How Our Boy Lost the Veep Stakes
The process of picking a running mate on the Republican ticket by the presumptive nominee last week had all the gravitas and drama of an episode of “Let’s Make a Deal.”
Like contestants on the Monty Hall game show, Candidate Trump needed to choose among three doors for the big prize.
The candidate seemed to be wrestling in public as he was making what he called his final final choice. I can understand the difficulty, since he had three winners behind the doors, according to the views of their champions.
In the real world of “Let’s Make a Deal,”(1963-1986), behind one door was a brand new car. The two others contained goats. Picking the right door would give insight into the ability of the entertainer-in-chief making tough choices, of which there would be many once ensconced in the Oval Office with red buttons on his desk and the world going bananas.
Behind Door Number One was Mister Charisma, the Indiana governor and Ted Cruz fan. Mike Pence is a man who began his career at the lowest level (radio talk show host) and rose to become the worst governor in Indiana history; a man who has the personality of a cauliflower, not meaning to defame cauliflowers; a man who could be the most boring vice presidential candidate since Indiana’s own Potato Head Dan Quayle. Pence was no Dan Quayle. If Trump chose him it would be a sign of showbiz paranoia, the fear of being upstaged.
Behind Door Number two was the unfathomable and always entertaining Newt Gingrich. A MENSA graduate compared to Trump who brags of knowing everything about foreign affairs by watching not only Fox News but the other cable news networks, Newt is a man who boldly goes where no politician has gone before. It was Captain Newt who proposed during a presidential debate (2012) we could make America great by building a moon colony, the perfect place to send all the immigrants clamoring at our doors today. Mexicans and Muslims getting fast track preference, if Trump wins! All of which should qualify Gingrich for the job of director of NASA.

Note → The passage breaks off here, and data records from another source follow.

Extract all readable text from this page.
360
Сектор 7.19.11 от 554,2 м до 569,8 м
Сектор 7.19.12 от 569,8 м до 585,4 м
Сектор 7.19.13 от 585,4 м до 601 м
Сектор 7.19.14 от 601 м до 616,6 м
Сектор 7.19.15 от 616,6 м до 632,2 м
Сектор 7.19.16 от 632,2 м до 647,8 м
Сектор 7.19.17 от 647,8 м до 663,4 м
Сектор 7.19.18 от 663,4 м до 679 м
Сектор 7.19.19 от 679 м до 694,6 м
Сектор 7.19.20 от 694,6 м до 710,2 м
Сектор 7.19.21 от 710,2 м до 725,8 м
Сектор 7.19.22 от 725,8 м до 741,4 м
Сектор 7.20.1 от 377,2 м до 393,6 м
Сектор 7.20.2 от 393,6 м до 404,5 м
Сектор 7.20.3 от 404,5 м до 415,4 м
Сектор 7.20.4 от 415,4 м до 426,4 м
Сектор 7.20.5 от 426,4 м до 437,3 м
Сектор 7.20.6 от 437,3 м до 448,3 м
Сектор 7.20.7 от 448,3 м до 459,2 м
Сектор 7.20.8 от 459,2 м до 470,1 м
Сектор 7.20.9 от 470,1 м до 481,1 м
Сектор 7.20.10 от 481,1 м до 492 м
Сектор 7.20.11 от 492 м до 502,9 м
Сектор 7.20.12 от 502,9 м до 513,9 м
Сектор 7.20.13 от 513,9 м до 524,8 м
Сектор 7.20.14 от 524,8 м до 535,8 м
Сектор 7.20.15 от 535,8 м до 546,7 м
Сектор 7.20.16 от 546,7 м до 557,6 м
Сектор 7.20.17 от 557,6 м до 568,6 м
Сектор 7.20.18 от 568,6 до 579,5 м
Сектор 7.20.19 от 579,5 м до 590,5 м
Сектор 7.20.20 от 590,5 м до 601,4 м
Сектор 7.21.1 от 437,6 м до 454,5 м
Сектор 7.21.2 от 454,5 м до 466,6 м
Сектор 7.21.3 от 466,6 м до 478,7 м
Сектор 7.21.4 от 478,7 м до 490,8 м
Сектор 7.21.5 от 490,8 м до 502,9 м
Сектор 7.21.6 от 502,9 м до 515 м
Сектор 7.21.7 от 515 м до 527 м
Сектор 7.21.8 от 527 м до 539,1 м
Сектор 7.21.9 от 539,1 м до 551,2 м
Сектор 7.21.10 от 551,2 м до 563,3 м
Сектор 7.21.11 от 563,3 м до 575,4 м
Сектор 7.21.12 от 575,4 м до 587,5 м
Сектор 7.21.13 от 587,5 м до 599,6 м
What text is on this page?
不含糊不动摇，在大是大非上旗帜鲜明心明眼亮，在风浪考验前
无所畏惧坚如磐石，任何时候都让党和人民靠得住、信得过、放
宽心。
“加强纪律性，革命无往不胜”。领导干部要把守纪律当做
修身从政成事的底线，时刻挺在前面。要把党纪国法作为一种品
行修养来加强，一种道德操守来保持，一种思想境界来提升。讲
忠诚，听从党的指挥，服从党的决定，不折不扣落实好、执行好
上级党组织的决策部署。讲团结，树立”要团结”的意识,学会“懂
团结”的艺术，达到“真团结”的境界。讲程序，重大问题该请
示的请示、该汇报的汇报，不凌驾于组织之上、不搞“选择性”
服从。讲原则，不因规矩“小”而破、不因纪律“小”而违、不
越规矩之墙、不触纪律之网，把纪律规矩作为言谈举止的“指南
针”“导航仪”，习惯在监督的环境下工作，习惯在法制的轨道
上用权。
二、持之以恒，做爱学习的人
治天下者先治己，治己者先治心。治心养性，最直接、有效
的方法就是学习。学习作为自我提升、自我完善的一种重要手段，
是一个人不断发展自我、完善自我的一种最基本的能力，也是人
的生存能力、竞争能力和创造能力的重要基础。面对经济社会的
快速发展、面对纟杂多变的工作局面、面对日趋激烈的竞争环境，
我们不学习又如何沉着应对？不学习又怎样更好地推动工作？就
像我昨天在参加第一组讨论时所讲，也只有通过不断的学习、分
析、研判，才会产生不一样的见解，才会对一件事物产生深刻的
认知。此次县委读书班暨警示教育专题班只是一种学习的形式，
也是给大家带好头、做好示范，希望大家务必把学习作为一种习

And then there was Door Number Three—let me check my notes here—with the distinguished governor of New Jersey, Chris Christie, banging his horns at the door for attention. If he wasn’t chosen, there already were reports he would stop picking up Trump’s clothes at the cleaners.
He weighs more than any other candidate. He also was the first of the rivals in the campaign to humiliate himself by endorsing the winner prematurely. On stage, he looked like Sancho Panza to Trump’s Don Quixote. He is considered so vile in his home state; he would fit right in with the presumptive presidential nominee, widely thought to be the most sickening candidate ever for president.
Door Number Three occupant was not well liked by the family, the kitchen cabinet that seems to have hijacked the candidate, notorious for making gut decisions from the top of his hair. The opposition was led by his son-in-law whose father was prosecuted by Christie in his glory days as a Federal prosecutor. How small can you get?
I can understand the further reluctance of the Trump Kitchen Kabinet Korps. Our boy does have a lot of other baggage. When vetted by the Romney team in 2012 for Veep so many troubling problems turned up in his past record, he smelled like the Jersey Meadows.
Just this past week David Sansom, Christie’s mentor and Rasputin he had made Chairman of the Port Authority, became a felon, pleading guilty to bribery charges, getting United to reopen a money-losing route to the airport near his vacation home in South Carolina.
And three members of the Christie team will be on trial this fall for their alleged role in the GWB lane closing scandal. By Election Day, Christie’s inner circle would look like a chain gang on their way to the can. These are the Katzenjammer Kids, as Trump so ungraciously pointed out, who never mentioned to the boss what they were planning to do that day, even though they breakfasted together every morning.
And so it came to pass that the presumptive nominee, ignoring his gut as he put it, and went for Boring Mike. I should point out that I am not without bias in wanting our boy getting the VP slot. As chairman of the “Christie for Vice President in 2016” pressure group, it was our last chance to get the governor kicked up to Washington, without the messy impeachment trial for dereliction of duty (being out of office since 2013 while running for president), and a time-consuming recall campaign.
The VP door slammed shut left us with a governor wandering around the office and kitchens in Trenton, trying to find his missing cell phone—which his lawyers claimed they returned after the investigation by his own legal firm which proved he knew nothing of the GWB lane closings at a cost of only $8.7 million of taxpayer money—possible evidence for his own indictment.
He now has the freedom to continue closing road and bridge reconstruction projects, pursuing education reforms helping kids in rich communities like Ridgewood and Tenafly, while penalizing those in Paterson and Camden, driving more and more of our seniors to Florida, and not helping business, except for the fast food industry.
We are all hoping some job in the Trump administration turns up. Given the way he has dealt with bridges, roads and tunnels, he would be a good choice heading the Department of Transportation.
I tell you the campaign has been so depressing to the people of New Jersey, let’s all join Governor Fatty Pants in having another Oreo or six.